Una de las cosas que yo más disfruto es caminar. Me libera de los demonios, me pone de buena porque me hace pensar en tantas cosas que puede que luego no haga pero quedan allí como un fueguito dentro mío, en fin, es lindo, con o sin música, siempre me da imágenes interesantes, otro panorama; caminar unas veces por lugares ya conocidos y transitados, otras veces ir por calles desconocidas pero inquietantes, estimulantes.

Y, en minutos, uno presencia cosas que se quedan, que nos hacen testigo de la vida misma, de sus vaivenes.
Como ver a dos chicos en una esquina dándose el beso más apasionado del mundo y haciendo de él un paisaje solitario para ellos dos, o como ver a una turista llorando inconsolable porque una señora le robó sus documentos en plena avenida Larco; los cambistas apostados en las esquinas con sus soles y sus dólares al acecho de turistas presurosos y a la vista también de delincuentes sin disfraz. Como ver a los gatos rondando sensualmente los árboles del Parque Kennedy, los transeúntes sentados en las bancas comiendo o bebiendo bajo su mirada tierna e insinuante, verlos atentos al movimiento de ese insecto al que de pronto atrapan con una de sus patas y se convierte en su alimento de la tarde.

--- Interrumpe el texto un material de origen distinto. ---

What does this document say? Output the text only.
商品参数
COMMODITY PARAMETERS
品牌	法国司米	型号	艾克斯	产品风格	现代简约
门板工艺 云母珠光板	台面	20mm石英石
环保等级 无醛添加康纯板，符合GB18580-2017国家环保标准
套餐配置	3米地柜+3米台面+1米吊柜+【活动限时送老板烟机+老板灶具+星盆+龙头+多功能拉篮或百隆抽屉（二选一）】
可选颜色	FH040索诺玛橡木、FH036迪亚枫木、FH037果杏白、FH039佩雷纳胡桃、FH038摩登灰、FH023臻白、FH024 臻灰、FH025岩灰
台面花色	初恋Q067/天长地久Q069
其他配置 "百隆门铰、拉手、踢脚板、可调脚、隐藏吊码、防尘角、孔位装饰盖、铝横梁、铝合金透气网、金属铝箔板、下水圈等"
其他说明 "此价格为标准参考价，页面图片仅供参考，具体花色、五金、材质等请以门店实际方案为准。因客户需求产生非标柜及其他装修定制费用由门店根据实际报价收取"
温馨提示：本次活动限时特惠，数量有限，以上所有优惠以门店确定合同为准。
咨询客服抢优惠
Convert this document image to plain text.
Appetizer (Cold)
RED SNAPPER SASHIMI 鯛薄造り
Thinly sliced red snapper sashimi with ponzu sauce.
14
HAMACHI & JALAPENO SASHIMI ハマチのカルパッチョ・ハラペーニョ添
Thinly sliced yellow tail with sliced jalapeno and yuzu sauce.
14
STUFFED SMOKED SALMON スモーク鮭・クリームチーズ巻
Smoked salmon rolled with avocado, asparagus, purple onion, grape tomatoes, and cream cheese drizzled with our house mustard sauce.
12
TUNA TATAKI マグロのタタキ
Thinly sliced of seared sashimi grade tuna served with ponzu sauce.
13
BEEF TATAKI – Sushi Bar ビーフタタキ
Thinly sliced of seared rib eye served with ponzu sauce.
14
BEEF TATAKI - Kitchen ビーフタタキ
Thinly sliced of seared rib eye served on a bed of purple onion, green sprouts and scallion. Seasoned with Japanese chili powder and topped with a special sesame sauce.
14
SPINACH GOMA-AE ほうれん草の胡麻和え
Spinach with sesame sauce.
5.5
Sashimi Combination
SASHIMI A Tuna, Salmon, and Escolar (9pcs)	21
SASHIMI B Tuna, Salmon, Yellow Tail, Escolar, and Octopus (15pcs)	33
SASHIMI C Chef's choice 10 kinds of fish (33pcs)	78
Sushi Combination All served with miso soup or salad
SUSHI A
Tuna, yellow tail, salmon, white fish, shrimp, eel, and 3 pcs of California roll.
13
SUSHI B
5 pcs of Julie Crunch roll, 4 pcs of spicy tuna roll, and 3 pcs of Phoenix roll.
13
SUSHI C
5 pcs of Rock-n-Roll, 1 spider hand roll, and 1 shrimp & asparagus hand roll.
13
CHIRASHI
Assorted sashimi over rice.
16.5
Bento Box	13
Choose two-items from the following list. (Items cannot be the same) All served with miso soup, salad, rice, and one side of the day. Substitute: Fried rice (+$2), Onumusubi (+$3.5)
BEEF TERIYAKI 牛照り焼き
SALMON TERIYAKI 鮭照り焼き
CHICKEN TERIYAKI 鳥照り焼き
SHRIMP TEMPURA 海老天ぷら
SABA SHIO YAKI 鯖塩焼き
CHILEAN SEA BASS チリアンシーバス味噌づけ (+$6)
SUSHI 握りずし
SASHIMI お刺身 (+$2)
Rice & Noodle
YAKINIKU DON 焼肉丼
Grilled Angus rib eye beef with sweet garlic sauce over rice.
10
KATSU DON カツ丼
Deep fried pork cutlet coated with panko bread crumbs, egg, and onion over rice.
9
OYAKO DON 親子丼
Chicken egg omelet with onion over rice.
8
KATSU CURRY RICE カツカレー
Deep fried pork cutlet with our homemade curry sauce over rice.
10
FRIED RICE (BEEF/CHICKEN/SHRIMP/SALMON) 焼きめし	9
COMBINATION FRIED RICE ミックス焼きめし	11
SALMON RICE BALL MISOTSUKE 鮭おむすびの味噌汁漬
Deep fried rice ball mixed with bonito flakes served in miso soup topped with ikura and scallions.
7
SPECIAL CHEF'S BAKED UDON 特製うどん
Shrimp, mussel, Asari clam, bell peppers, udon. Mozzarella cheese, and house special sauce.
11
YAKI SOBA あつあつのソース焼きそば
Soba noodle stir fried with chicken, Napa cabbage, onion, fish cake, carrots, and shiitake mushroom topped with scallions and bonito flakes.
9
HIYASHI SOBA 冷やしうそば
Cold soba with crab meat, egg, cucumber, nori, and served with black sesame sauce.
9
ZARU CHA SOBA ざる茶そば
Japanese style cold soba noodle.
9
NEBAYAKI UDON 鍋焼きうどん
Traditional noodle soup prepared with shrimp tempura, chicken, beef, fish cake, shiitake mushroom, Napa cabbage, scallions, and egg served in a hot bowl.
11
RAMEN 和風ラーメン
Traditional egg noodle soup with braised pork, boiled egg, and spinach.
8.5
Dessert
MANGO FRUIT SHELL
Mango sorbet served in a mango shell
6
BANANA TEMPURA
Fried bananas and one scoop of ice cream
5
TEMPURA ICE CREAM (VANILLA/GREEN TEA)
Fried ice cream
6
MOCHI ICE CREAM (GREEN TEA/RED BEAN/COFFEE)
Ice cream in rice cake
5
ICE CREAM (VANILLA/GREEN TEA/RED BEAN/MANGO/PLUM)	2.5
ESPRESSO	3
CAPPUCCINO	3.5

Como presenciar una discusión en la entrada de un casino por alguna partida de póker, cruzarse con un loco sin higiene y sin ser respetado, comprarse una hamburguesa y echarle la crema de ají que uno mismo llevó mientras -extrañamente- sonaban Beatles y Bob Dylan... Cosas que no suceden o que no se ven a menudo pero que parecen guardar su presentación para cuando uno está atento a todo, en busca del abrazo de esas sensaciones, nuevas o viejas, pero siempre poderosas.

Y es mágico cuando se presentan en cualquier camino, en una avenida altamente transitada o en una calle casi desierta.

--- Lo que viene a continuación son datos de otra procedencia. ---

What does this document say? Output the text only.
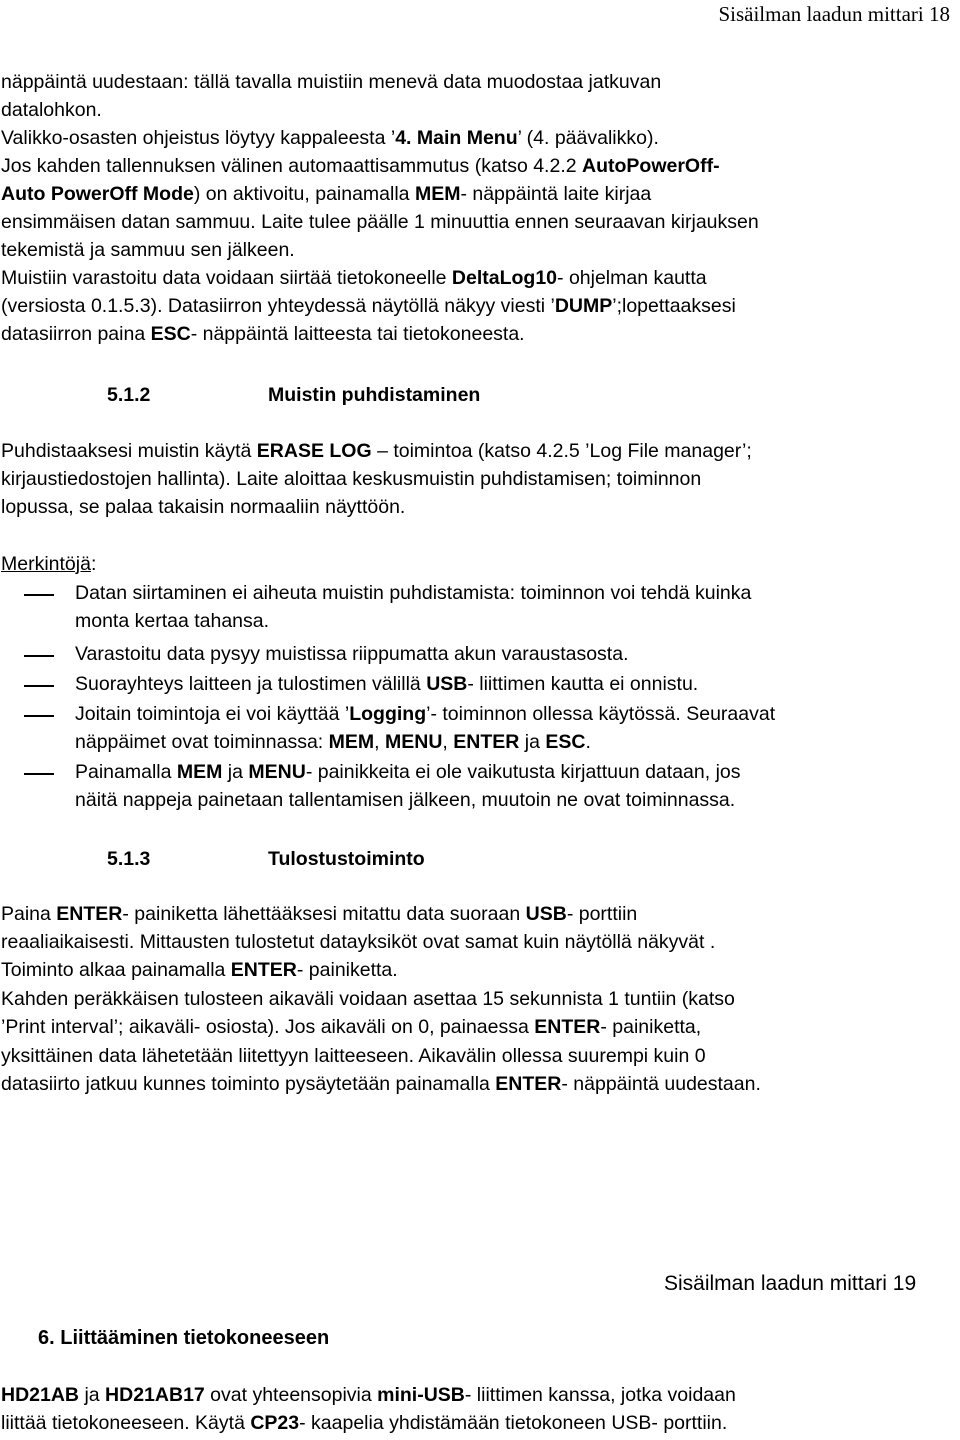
Sisäilman laadun mittari 18
näppäintä uudestaan: tällä tavalla muistiin menevä data muodostaa jatkuvan
datalohkon.
Valikko-osasten ohjeistus löytyy kappaleesta ’4. Main Menu’ (4. päävalikko).
Jos kahden tallennuksen välinen automaattisammutus (katso 4.2.2 AutoPowerOff-
Auto PowerOff Mode) on aktivoitu, painamalla MEM- näppäintä laite kirjaa
ensimmäisen datan sammuu. Laite tulee päälle 1 minuuttia ennen seuraavan kirjauksen
tekemistä ja sammuu sen jälkeen.
Muistiin varastoitu data voidaan siirtää tietokoneelle DeltaLog10- ohjelman kautta
(versiosta 0.1.5.3). Datasiirron yhteydessä näytöllä näkyy viesti ’DUMP’;lopettaaksesi
datasiirron paina ESC- näppäintä laitteesta tai tietokoneesta.
5.1.2	Muistin puhdistaminen
Puhdistaaksesi muistin käytä ERASE LOG – toimintoa (katso 4.2.5 ’Log File manager’;
kirjaustiedostojen hallinta). Laite aloittaa keskusmuistin puhdistamisen; toiminnon
lopussa, se palaa takaisin normaaliin näyttöön.
Merkintöjä:
Datan siirtaminen ei aiheuta muistin puhdistamista: toiminnon voi tehdä kuinka
monta kertaa tahansa.
Varastoitu data pysyy muistissa riippumatta akun varaustasosta.
Suorayhteys laitteen ja tulostimen välillä USB- liittimen kautta ei onnistu.
Joitain toimintoja ei voi käyttää ’Logging’- toiminnon ollessa käytössä. Seuraavat
näppäimet ovat toiminnassa: MEM, MENU, ENTER ja ESC.
Painamalla MEM ja MENU- painikkeita ei ole vaikutusta kirjattuun dataan, jos
näitä nappeja painetaan tallentamisen jälkeen, muutoin ne ovat toiminnassa.
5.1.3	Tulostustoiminto
Paina ENTER- painiketta lähettääksesi mitattu data suoraan USB- porttiin
reaaliaikaisesti. Mittausten tulostetut datayksiköt ovat samat kuin näytöllä näkyvät .
Toiminto alkaa painamalla ENTER- painiketta.
Kahden peräkkäisen tulosteen aikaväli voidaan asettaa 15 sekunnista 1 tuntiin (katso
’Print interval’; aikaväli- osiosta). Jos aikaväli on 0, painaessa ENTER- painiketta,
yksittäinen data lähetetään liitettyyn laitteeseen. Aikavälin ollessa suurempi kuin 0
datasiirto jatkuu kunnes toiminto pysäytetään painamalla ENTER- näppäintä uudestaan.
Sisäilman laadun mittari 19
6. Liittääminen tietokoneeseen
HD21AB ja HD21AB17 ovat yhteensopivia mini-USB- liittimen kanssa, jotka voidaan
liittää tietokoneeseen. Käytä CP23- kaapelia yhdistämään tietokoneen USB- porttiin.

Porque es una representación de lo que es la vida, el mundo, la sociedad, respecto a uno. Es una película, un abanico de imágenes que no tiene reglas para mostrarse y que se aparece como un rayo para hacernos notar cosas, buenas, malas, revolucionarias, ordinarias, que nos incluyen, hacen las calles y las avenidas, y las reflexiones de un tipo sentado frente a su computador.